The Backlash: Rewriting the Rules of Service

Forward-thinking hoteliers are beginning to realize that "full" is not the same as "successful." They are shifting from a posture of surrender to one of confident professionalism. To fix the "Selfridge problem" and move toward a Drucker-inspired model, the industry is adopting five new pillars of operational integrity:

  1. Strategic Alignment in Marketing and Distribution. The work starts long before the guest arrives.
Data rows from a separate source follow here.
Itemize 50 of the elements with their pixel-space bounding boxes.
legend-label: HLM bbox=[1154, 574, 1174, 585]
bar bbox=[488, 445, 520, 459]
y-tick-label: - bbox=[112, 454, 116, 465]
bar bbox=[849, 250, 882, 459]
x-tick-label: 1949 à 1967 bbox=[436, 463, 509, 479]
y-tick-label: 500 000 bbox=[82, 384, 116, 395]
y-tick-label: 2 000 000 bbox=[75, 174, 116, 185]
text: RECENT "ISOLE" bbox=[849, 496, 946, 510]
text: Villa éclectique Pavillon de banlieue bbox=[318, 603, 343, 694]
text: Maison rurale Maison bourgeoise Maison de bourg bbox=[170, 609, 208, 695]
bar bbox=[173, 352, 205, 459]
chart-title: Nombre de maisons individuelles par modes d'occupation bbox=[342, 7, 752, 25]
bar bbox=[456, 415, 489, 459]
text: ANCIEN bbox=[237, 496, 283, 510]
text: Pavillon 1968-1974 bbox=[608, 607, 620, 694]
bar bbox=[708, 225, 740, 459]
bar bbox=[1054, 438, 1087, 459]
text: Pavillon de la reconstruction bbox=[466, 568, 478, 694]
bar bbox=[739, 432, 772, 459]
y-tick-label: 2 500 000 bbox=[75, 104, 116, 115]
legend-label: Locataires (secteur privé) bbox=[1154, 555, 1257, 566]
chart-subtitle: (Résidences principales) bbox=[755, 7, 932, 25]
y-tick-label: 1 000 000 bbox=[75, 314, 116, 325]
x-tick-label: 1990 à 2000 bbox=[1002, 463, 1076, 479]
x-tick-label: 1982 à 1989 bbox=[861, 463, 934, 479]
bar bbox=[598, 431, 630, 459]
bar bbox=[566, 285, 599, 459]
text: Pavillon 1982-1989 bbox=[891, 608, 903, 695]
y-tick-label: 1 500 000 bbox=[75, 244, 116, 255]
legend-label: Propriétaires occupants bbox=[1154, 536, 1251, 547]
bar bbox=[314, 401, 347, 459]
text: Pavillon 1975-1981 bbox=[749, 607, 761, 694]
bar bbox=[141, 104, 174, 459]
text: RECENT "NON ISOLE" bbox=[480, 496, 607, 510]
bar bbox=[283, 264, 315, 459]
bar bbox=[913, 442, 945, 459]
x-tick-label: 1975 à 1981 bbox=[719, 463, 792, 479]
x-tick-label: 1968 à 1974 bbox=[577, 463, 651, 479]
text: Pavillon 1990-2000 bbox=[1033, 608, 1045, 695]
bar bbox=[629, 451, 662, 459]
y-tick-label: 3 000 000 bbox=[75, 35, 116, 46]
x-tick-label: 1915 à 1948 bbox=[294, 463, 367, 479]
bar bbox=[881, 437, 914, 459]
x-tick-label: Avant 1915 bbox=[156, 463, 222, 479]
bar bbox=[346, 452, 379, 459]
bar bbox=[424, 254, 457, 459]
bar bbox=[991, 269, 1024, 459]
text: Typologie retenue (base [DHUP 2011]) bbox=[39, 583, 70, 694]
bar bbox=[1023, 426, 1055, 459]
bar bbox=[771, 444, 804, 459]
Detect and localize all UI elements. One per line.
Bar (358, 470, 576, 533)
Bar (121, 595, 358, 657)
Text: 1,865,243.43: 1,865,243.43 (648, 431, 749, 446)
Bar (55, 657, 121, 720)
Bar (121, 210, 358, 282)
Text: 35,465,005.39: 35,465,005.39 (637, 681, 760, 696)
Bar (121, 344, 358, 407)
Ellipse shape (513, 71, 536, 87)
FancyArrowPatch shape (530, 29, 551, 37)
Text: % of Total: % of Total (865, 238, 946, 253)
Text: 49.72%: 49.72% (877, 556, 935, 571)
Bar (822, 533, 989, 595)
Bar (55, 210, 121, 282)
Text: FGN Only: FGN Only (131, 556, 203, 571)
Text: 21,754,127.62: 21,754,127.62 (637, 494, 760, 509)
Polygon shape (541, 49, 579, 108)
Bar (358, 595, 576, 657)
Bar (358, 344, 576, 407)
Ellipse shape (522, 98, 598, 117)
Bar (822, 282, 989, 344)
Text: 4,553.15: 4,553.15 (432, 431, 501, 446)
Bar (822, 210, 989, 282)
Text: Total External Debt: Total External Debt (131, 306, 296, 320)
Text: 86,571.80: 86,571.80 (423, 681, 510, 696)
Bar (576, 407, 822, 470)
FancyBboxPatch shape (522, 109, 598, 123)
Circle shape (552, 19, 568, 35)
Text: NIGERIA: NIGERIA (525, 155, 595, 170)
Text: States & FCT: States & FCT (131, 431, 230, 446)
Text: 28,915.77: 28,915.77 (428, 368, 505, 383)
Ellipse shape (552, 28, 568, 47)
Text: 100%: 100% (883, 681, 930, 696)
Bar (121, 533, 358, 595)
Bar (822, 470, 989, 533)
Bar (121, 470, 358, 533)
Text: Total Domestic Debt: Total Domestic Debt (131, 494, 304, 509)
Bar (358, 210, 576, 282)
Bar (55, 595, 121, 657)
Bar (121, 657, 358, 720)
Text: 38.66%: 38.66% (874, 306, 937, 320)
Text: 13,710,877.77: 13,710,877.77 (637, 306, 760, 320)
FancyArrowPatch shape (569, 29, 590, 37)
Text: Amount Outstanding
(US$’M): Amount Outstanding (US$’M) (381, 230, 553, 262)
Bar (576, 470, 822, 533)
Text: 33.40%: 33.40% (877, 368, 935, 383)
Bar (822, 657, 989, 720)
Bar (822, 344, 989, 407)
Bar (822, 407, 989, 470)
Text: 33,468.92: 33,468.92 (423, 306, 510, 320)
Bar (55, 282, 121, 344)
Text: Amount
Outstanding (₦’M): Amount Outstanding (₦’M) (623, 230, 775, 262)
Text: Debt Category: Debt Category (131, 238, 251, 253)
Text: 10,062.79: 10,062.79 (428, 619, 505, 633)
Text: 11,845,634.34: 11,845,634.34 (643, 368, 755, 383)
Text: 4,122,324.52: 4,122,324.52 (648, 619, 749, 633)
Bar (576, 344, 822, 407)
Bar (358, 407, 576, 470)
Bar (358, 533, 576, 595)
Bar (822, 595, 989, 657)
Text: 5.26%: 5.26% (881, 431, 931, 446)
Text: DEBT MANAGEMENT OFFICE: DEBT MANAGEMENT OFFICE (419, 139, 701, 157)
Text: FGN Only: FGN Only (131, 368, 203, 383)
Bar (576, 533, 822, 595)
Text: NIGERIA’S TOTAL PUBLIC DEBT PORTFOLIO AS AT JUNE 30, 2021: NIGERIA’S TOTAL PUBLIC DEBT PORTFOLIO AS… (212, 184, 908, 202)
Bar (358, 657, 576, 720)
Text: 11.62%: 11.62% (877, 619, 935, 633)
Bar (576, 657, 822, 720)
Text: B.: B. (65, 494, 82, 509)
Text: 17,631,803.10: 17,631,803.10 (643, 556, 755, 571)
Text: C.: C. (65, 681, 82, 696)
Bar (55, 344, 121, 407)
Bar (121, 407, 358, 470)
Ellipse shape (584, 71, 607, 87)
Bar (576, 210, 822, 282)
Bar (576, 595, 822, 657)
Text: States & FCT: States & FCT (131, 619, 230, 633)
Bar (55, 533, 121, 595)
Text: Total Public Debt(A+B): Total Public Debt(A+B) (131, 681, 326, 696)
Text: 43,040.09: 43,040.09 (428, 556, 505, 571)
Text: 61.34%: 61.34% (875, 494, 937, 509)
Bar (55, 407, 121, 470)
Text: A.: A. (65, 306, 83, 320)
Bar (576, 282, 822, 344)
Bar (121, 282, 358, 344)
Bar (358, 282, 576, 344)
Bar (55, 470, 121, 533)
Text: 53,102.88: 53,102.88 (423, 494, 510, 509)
Every touchpoint—from the imagery on the website to the tone of social media and the selection of distribution channels—must be engineered to attract the "right" guest. If your hotel is a high-energy social hub, don’t use peaceful, spa-like imagery to chase a different demographic. Marketing should be a filter, not just a net.
  2. Radical Transparency in Pre-Arrival Communication. Set the right expectations early. Use pre-arrival emails and messaging to reinforce the hotel’s concept. If you don't have bellhops, or if your rooftop bar is loud until midnight, tell them. By being transparent about what you are and what you are not, you give the "wrong" guest a chance to self-select out or adjust their expectations.
  3. Concept-Centric Staff Training. Ensure that the team understands the hotel's "Why." When staff members deeply understand the concept and why it appeals to your specific target audience, they are better equipped to serve that audience. Training should move away from generic scripts and toward understanding the specific needs and requirements of your actual customers.
  4. Price Integrity Over Desperation Campaigns. Avoid the "occupancy at any cost" trap. Tempering with pricing through aggressive discounting or flash-sale campaigns is the fastest way to attract the wrong guest. Maintain price integrity to ensure your guests are value-aligned, not just price-aligned.
  5. Technology as a Feedback Loop. Use technology to protect the brand. This means tracking incidents to identify serial "review terrorists," using AI to analyze review sentiment, and—most importantly—gathering direct feedback from team members. Your staff is the first to know when the guest profile is shifting; their insights are the ultimate early-warning system for segment failure.

Conclusion: A Legacy Reconsidered

Harry Gordon Selfridge gave us a powerful tool for building trust, but his failure to set limits became his downfall. Peter Drucker gave us the strategy to survive: define your customer, create them, and protect the promise you made to them.

The future of hospitality doesn't belong to the hotels that try to satisfy everyone. It belongs to the hotels that have the courage to be exactly who they are—and the wisdom to let the "wrong" customer find a bed somewhere else.